Ja, absolut. Ich glaube, man hatte Angst um den Ruf der Institution und wollte das Problem schnell unter den Teppich kehren. Wir haben klar gemacht, dass wir Oxford nicht als rassistische Institution darstellen wollen. Viele sind sich gar nicht bewusst, wie ihre Kommentare rüberkommen - da würde ich die Gegenkampagne direkt mal mit einschließen. Es geht nicht darum, jemandem oder der Uni direkt Rassismus vorzuwerfen, sondern darum, auf bestimmte Kommunikationsmuster aufmerksam zu machen. Ich würde das nicht speziell rassistisch nennen. Nicht-körperliche Gewalt oder Verletzung ist etwas viel Subtileres, was schwer zu beschreiben ist.
Auf deinem Schild steht: "Nur weil du Postkolonialismustheorien kennst, kannst du noch lange nicht für mich sprechen." Fördert ein akademischer Rahmen auch so etwas wie falsches Verständnis?
Definitiv. Manche lesen im Seminar ein paar Standardwerke zu Postcolonial Theory und glauben, sie haben das Problem verstanden. Ich habe dann oft das Gefühl, dass mir die Stimme genommen wird. So nach dem Motto: "Wir verstehen wie du dich fühlst, wir haben den Text gelesen."
Ein Vorwurf der Gegeninitiative war, dass ihr andere Studenten mit multinationalem Hintergrund davon abhaltet, sich zu bewerben, weil ihr Oxford als rassistisch darstellt.
Das ist absolut nicht wahr. Im Gegenteil, es sollte motivieren, sich zu bewerben. Wir zeigen, dass hier eine starke Gemeinschaft wartet, die das Problem nicht totschweigt und etwas ändern will.
Hat die Kampagne für dich also ihr Ziel erreicht?

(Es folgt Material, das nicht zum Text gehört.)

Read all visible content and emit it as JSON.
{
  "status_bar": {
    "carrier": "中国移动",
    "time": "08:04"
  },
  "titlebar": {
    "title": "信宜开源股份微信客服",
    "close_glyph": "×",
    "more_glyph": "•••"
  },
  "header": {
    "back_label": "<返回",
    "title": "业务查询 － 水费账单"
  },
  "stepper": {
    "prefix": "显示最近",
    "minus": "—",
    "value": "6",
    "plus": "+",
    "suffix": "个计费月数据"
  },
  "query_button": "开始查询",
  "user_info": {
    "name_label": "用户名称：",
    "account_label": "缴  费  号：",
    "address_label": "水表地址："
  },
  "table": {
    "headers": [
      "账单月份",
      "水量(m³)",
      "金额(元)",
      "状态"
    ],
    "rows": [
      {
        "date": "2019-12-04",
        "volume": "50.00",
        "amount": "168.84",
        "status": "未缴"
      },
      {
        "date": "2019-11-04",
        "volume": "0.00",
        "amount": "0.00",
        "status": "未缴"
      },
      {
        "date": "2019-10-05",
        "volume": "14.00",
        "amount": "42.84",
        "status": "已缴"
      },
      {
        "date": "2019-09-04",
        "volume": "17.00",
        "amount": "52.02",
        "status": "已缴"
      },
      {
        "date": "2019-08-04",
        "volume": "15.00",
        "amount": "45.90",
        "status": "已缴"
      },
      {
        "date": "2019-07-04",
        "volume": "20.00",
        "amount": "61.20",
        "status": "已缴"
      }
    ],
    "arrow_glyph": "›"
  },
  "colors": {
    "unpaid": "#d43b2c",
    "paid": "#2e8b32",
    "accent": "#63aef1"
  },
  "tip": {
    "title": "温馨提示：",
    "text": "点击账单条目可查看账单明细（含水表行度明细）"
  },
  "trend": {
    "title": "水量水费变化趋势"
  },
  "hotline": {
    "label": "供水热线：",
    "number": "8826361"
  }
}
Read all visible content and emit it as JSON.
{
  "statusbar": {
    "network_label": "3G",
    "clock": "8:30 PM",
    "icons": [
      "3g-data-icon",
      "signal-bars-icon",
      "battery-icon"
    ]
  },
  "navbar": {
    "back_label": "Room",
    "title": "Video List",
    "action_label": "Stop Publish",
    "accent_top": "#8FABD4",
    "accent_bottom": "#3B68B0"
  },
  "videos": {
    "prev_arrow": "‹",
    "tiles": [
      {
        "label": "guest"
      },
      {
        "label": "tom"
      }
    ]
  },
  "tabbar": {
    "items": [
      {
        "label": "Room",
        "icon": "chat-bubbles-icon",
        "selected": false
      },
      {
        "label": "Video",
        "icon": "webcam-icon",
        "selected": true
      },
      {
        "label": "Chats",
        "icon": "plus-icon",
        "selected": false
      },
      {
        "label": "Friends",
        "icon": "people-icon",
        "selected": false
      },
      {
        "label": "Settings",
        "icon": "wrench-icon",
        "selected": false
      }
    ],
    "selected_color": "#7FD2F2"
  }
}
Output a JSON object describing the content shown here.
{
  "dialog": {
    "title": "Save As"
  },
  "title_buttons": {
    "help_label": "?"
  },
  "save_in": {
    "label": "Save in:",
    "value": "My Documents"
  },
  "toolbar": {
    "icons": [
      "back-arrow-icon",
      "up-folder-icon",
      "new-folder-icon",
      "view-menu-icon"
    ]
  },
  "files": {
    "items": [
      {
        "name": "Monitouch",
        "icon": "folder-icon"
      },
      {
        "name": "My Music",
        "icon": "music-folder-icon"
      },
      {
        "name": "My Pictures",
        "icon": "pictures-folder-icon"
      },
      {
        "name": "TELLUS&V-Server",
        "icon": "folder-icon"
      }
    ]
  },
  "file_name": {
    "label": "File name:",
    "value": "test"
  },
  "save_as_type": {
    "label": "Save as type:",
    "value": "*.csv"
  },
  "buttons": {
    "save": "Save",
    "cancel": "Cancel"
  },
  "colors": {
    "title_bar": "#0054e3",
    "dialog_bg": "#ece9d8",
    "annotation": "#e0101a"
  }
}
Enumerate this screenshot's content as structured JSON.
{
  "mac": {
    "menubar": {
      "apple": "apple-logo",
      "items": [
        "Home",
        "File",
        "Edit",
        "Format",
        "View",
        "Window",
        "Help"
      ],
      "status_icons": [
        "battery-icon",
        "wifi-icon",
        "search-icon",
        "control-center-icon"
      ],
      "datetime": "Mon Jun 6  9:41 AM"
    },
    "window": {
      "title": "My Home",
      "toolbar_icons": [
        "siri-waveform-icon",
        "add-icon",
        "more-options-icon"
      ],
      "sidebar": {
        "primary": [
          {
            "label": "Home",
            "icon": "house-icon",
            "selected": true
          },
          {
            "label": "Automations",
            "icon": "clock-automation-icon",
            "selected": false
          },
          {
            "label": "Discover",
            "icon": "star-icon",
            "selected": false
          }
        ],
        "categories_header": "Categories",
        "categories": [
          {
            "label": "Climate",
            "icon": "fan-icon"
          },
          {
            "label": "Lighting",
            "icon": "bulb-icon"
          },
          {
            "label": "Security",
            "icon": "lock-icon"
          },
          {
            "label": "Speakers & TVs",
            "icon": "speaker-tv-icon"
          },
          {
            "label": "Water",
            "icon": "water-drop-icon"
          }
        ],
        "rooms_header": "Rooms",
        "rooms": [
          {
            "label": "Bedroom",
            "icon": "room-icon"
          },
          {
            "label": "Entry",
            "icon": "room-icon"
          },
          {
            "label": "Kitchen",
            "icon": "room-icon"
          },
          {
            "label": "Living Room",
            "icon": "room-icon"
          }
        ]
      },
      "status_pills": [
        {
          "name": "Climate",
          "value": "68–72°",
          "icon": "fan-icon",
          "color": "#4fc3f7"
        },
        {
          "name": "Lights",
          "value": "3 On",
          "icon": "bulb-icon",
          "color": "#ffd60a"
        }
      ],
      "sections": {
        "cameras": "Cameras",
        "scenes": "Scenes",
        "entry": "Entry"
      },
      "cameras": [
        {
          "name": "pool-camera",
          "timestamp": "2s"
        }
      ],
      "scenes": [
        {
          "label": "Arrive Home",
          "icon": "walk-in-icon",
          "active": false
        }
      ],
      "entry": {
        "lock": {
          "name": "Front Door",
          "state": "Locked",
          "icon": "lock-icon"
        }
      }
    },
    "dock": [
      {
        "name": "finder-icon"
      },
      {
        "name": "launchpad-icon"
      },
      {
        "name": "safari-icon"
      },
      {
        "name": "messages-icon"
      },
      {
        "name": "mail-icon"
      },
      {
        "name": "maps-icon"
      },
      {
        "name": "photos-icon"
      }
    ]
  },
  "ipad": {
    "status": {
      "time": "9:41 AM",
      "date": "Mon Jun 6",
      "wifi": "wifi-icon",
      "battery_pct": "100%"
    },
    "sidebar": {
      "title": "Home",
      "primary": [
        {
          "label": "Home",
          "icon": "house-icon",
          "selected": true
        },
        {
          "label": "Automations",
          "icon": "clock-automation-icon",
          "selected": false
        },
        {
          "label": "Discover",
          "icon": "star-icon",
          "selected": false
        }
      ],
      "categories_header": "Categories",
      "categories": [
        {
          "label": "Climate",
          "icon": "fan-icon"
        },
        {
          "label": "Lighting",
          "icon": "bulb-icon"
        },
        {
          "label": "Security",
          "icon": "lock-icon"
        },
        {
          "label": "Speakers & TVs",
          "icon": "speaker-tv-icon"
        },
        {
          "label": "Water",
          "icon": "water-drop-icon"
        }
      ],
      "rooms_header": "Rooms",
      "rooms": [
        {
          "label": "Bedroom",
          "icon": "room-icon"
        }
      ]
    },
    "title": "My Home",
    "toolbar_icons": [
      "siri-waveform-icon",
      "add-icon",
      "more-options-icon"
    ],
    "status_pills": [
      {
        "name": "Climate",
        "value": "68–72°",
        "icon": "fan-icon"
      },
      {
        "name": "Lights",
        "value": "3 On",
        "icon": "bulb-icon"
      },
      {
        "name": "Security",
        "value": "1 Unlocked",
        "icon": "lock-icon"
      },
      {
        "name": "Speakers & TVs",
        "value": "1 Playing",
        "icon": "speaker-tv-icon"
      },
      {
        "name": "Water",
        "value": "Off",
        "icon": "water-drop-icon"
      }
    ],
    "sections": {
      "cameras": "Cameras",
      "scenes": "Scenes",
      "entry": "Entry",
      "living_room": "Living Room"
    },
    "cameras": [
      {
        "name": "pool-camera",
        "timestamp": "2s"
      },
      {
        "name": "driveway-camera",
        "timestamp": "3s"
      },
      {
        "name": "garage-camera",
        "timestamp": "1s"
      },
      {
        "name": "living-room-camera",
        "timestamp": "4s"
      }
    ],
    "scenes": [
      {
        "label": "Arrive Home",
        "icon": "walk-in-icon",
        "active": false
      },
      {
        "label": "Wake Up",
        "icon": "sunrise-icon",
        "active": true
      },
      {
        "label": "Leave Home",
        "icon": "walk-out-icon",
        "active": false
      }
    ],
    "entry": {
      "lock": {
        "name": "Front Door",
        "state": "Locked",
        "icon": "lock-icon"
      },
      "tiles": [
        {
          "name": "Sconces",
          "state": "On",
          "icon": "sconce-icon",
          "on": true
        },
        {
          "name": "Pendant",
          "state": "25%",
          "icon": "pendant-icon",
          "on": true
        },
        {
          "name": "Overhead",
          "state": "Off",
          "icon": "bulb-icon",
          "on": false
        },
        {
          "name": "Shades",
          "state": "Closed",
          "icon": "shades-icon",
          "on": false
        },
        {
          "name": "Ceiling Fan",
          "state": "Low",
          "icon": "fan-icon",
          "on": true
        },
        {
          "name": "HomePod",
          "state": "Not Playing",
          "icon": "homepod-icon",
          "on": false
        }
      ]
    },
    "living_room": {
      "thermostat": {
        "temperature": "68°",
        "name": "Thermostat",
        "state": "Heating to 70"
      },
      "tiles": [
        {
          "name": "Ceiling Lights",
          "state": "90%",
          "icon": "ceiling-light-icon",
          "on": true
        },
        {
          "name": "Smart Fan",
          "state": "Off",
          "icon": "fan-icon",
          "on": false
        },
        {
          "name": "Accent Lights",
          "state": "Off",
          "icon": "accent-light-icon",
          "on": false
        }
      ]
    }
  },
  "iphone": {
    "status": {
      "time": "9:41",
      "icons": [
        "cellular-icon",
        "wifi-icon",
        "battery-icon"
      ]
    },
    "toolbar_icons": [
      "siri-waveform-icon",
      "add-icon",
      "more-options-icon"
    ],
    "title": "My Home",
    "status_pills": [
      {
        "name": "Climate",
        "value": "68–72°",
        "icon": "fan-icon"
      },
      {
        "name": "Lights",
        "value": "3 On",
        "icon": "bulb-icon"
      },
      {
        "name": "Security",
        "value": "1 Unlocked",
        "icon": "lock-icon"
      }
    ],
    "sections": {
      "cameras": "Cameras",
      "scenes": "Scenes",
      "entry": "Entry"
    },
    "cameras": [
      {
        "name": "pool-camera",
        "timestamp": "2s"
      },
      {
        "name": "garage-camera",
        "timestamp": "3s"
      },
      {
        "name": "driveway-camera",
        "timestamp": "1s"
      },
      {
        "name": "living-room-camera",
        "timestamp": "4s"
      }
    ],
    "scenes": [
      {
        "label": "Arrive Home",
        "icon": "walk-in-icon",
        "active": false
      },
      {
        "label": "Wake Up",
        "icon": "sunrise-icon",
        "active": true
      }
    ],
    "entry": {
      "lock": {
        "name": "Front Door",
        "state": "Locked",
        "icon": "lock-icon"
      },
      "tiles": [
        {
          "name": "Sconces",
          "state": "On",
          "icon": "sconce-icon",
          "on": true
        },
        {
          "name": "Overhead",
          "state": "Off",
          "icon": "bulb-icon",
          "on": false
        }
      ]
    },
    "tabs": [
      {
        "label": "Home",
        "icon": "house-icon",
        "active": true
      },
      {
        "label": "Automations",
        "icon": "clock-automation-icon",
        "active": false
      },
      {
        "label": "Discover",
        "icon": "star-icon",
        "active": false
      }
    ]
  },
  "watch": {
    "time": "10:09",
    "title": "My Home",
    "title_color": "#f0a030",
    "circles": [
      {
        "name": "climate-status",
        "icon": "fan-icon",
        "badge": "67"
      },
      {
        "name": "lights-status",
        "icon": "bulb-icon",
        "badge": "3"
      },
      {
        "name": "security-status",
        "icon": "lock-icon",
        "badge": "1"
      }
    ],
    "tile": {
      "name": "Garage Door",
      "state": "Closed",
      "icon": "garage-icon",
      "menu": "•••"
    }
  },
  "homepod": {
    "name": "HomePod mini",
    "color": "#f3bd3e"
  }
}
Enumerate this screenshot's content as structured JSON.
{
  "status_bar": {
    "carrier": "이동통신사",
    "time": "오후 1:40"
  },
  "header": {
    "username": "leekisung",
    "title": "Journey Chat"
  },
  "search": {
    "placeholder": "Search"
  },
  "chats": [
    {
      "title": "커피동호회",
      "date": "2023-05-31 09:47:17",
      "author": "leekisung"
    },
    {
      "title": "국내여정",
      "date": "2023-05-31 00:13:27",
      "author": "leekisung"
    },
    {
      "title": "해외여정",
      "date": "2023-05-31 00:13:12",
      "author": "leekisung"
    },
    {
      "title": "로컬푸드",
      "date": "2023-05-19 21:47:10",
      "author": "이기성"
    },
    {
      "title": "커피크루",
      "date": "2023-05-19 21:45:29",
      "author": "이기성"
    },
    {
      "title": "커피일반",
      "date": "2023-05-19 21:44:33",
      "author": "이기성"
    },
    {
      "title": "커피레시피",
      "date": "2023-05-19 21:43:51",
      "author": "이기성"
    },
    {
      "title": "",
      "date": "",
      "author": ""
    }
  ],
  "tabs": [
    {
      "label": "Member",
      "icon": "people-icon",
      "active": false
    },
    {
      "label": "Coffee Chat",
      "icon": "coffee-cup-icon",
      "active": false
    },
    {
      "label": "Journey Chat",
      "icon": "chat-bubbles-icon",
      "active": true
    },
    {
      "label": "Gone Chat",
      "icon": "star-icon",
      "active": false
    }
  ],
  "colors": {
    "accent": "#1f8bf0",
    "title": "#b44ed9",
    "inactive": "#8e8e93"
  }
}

Für mich war der Hauptgrund, bei der Aktion mitzumachen, ein Forum zu eröffnen und Probleme von ethnischen Minderheiten offen anzusprechen. Ich denke, in den USA ist das Thema Rassismus durch den historischen Hintergrund viel präsenter, in England gibt es kein aktives Bewusstsein dafür. Eine Aktion wie "I, Too, Am Oxford" schlägt dann ein wie eine Bombe. Schon in den ersten Tagen nachdem die Kampagne gestartet ist, hatte ich wahnsinnig viele Diskussionen mit allen möglichen Leuten - Freunde, Kommilitonen oder auch mit Fremden. Man kann es unnötig finden oder großartig. Aber wenn die Leute nur eine Sekunde darüber nachgedacht haben, haben wir schon etwas gewonnen. Darauf bin ich auf jeden Fall stolz.